Scotty laughed. "Just can't get her out of your mind, right?"
"No," Jim replied in all honesty. "I can't."
"Hey, I was just kidding, you know?" Before Jim could reply, Scotty added, "What do you say we get together for a few brews, check out the action at that new club on Lakeside."
"Some other time," Jim told him.
"I'm telling you, man, this woman's trouble. She sounds way too neurotic for you."
"You don't know her," Jim said. "For that matter, I don't really know her."
"Yeah, but we know her kind. You're not going to change your mind?"
"Not tonight."
"Well, it's your loss," Scotty said. "I'll give the ladies your regrets."

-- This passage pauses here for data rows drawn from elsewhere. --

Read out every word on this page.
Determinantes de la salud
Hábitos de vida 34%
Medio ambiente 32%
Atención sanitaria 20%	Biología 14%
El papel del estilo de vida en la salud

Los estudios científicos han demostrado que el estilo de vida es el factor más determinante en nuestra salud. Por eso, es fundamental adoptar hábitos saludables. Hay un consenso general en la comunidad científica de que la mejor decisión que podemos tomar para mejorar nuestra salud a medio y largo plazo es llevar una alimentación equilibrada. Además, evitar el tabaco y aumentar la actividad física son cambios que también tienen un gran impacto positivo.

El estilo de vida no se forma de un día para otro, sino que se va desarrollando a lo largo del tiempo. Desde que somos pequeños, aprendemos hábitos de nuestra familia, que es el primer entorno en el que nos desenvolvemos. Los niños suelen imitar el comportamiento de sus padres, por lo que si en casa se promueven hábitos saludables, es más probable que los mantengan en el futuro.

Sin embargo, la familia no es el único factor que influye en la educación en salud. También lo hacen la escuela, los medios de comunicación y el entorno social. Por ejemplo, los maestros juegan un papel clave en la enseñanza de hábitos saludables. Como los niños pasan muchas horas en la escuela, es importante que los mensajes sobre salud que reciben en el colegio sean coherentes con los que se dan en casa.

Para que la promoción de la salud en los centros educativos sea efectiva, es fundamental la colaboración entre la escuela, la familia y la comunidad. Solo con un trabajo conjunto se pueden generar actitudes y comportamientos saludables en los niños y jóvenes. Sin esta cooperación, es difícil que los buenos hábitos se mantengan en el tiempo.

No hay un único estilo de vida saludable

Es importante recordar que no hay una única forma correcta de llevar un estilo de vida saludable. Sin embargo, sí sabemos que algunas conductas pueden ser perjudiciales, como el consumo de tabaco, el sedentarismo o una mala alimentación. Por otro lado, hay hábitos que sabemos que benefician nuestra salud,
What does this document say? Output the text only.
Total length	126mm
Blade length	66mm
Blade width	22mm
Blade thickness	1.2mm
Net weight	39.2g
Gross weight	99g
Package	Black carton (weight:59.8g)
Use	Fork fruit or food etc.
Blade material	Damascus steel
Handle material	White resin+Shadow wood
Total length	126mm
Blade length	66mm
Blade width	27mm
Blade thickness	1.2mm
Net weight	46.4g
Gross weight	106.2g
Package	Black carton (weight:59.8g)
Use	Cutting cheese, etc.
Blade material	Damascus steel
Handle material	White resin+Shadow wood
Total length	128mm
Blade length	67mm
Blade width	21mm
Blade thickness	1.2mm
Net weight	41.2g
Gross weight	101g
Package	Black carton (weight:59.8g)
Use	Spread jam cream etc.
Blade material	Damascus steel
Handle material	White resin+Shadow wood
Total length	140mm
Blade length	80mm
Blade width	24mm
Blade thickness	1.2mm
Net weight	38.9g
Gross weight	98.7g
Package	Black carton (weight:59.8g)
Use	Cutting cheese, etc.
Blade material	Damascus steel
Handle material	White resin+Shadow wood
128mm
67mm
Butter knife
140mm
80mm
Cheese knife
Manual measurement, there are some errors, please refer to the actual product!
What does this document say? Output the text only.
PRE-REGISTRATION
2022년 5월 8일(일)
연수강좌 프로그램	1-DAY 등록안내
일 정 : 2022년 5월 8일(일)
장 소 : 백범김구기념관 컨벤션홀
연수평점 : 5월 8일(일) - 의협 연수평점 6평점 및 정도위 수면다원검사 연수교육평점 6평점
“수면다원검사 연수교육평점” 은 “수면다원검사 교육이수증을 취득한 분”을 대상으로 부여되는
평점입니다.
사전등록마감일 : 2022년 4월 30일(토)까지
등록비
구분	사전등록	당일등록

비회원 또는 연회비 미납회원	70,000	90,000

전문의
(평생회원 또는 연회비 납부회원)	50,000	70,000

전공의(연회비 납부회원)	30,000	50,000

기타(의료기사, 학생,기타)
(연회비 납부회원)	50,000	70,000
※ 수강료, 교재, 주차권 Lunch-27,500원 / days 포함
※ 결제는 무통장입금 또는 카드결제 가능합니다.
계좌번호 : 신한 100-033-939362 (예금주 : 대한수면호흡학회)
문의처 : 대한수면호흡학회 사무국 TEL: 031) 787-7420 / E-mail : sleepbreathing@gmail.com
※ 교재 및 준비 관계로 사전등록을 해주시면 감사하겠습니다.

"You do that" Jim said before he hung up.
It took him a few moments to track down where he'd put Brenda's number. When he did find it and made the call, all he got was her answering machine. He hesitated for a brief moment, then left a message.
"Hi, this is Jim. Uh, Jim Bradstreet. I know it's late notice and all, but I thought maybe we could get together tonight, or maybe tomorrow? Call me."
He left his number and waited for a couple of hours, but she never phoned back. As it got close to eight-thirty, he considered going down to that new club that Scotty had been so keen on checking out, but settled instead on taking in a movie. The lead actress had red hair, with the same gold highlights as Brenda's. The guy playing the other lead character treated her like shit.
That just added to the depression of being alone in a theater where it seemed as though everyone else had come in couples.
5
Sometimes I feel as though there's this hidden country inside me, a landscape that's going to remain forever unexplored because I can't make a normal connection with another human being, with someone who might map it out for me. It's my land, it belongs to me, but I'm denied access to it. The only way I could ever see it is through the eyes of someone outside this body of mine, through the eyes of someone who loves me.
I think we all have these secret landscapes inside us, but I don't think that anybody else ever thinks about them. All I know is that no one visits mine. And when I'm with other people, I don't know how to visit theirs.
6
Wendy wasn't on shift yet when Brenda arrived at Kathryn's Cafe, but Jilly was there. Brenda had first met the two of them when she was a reporter for In the City, covering the Women in the Arts conference with which they'd been involved. Jilly Coppercorn was a successful artist, Wendy St. James a struggling poet. Brenda had enjoyed the panels that both women were on and made a point of talking to them afterwards.